Due documenti della Commissione europea, sono usciti la settimana scorsa: il primo è una “comunicazione della Commissione al Consiglio” su “un anno dall’inizio della pandemia Covid-19: la risposta di politica di bilancio”; il secondo è una comunicazione, sempre della Commissione al Consiglio, in materia di “criteri per l’analisi della compatibilità con il mercato interno degli aiuti di Stato destinati a promuovere la realizzazione di importanti progetti di comune interesse europeo”. Il primo è un documento compiuto che sarà presto all’esame del Consiglio dei Capi di Stato e di Governo dell’Unione europea. Il secondo una bozza che gli uffici della Commissione stanno esaminando con le Rappresentanze permanenti dei 27 ed è, quindi ampiamente diffuso nei ministeri dell’Economia e delle Finanze degli Stati dell’Ue. Leggerli insieme permette di intravedere quella che sarà l’unione economica e monetaria europea quando il Consiglio dei Capi di Stato e di Governo dell’Ue stabilirà che si sarà usciti della pandemia.
Com’è stato sottolineato su “Il Commento Politico”, la testata edita dalla Fondazione Ugo La Malfa il 6 marzo, i due documenti pongono l’accento sulla qualità della spesa pubblica e sulla selettività degli interventi a sostegno di attività produttive, in specie in campo industriale. È, quindi, una sfida ampia per la messa a punto e l’attuazione di una politica di ripresa. Rispetto alle tematiche sviscerate nei due documenti Istat implica in primo luogo: a) un fortissimo accento alla lotta alla pandemia (se del caso facendo ricorso a limitazioni più severe) per anticipare gli andamenti del virus invece di seguirli anche e soprattutto in quanto la ripresa non potrà iniziare sino a quando il Covid-19 non sarà sotto controllo; e b) una drastica revisione degli ammortizzatori sociali – Reddito di cittadinanza in primis – e delle politiche attive del lavoro. Rispetto alle più vaste esigenze di politica di bilancio, è essenziale rivedere “il metodo dei bonus”, la cui scarsa trasparenza e inefficienza è stata riproposta in un’analisi dell’Osservatorio dei conti pubblici dell’Università Cattolica pubblicata il primo marzo, e puntare essenzialmente sulla crescita, selezionando con cura gli interventi in linea con quanto proposto a metà dicembre 2020 dal “Gruppo dei Trenta” (un’associazione di consiglieri di governi, istituzioni internazionali e imprese) in un rapporto co-firmato da Mario Draghi.

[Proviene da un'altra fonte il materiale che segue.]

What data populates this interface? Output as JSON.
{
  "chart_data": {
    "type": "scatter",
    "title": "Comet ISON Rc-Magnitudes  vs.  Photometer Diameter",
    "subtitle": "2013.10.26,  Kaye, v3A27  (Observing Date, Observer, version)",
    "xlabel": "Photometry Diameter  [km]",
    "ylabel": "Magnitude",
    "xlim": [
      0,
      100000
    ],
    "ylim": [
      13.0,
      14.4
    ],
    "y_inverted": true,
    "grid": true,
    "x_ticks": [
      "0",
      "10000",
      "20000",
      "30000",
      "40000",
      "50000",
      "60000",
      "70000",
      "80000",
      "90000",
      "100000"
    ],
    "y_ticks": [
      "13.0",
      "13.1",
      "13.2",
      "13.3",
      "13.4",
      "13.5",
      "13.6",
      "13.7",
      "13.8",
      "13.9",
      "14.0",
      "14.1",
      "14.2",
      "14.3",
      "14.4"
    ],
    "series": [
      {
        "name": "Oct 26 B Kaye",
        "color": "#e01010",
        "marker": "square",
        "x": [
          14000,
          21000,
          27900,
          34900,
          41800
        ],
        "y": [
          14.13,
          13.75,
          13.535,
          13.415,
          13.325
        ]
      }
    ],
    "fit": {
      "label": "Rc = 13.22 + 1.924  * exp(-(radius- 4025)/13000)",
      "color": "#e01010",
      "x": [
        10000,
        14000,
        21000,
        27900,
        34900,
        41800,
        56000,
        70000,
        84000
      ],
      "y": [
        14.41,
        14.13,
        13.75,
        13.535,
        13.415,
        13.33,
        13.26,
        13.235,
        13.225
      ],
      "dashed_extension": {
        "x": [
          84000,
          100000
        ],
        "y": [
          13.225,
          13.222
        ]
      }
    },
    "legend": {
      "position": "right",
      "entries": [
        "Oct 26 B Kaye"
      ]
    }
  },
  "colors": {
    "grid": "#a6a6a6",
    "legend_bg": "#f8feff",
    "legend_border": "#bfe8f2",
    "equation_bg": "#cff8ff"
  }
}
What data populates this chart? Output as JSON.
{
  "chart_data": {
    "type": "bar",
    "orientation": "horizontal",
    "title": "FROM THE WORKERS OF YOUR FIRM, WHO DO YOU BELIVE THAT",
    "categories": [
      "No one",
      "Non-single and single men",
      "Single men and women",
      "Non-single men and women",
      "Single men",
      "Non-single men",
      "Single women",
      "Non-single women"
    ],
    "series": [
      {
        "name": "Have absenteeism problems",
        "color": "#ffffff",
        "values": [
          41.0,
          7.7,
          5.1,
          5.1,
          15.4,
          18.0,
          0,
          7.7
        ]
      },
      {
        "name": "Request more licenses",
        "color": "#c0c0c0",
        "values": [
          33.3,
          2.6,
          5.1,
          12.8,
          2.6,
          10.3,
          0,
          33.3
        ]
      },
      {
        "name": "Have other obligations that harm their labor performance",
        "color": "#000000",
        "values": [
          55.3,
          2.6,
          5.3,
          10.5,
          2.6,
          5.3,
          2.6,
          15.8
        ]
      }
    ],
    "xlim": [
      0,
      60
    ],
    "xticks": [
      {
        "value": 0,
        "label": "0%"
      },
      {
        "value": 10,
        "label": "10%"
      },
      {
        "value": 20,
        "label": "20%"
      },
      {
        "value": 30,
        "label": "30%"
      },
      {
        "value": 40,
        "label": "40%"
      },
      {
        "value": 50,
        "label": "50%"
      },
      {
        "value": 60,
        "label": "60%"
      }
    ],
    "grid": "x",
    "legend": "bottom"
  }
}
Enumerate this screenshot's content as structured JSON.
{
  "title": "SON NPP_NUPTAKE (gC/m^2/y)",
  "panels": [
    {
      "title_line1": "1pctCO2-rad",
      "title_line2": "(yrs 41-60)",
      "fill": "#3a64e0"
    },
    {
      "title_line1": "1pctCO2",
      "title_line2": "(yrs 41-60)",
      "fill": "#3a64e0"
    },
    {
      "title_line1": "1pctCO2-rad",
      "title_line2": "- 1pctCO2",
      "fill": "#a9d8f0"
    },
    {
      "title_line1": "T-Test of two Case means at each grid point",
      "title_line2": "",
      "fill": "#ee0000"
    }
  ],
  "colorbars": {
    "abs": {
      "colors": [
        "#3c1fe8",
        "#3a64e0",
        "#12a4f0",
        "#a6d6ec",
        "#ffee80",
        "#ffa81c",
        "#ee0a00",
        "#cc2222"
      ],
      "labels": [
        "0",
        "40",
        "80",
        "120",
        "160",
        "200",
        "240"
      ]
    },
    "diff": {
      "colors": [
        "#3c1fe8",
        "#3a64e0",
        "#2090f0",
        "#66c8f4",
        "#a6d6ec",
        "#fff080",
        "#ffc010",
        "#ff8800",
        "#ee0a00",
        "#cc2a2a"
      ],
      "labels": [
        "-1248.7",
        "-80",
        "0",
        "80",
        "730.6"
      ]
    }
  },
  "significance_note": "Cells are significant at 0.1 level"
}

Sono indicazioni di politica economica che lo stesso Draghi, nella veste di presidente del Consiglio, ha delineato nella presentazione alle Camere del programma di Governo. Ciò può voler dire cessare di elargire ancora aiuti ad Alitalia (che nelle sue differenti denominazioni ne ha già ricevuti per circa 16 miliardi) senza un chiaro e realistico piano industriale, limitare il supporto all’ex-Ilva a una riconversione ambientale degli impianti che comporti una riduzione dei piani di produzione in linea con valutazioni realistiche della capacità di assorbimento da parte del mercato e chiedersi se è necessario il controllo pubblico (tramite la Cassa depositi e prestiti) di Autostrade per l’Italia. Per non citare che tre temi “caldi” sulle scrivanie del Governo.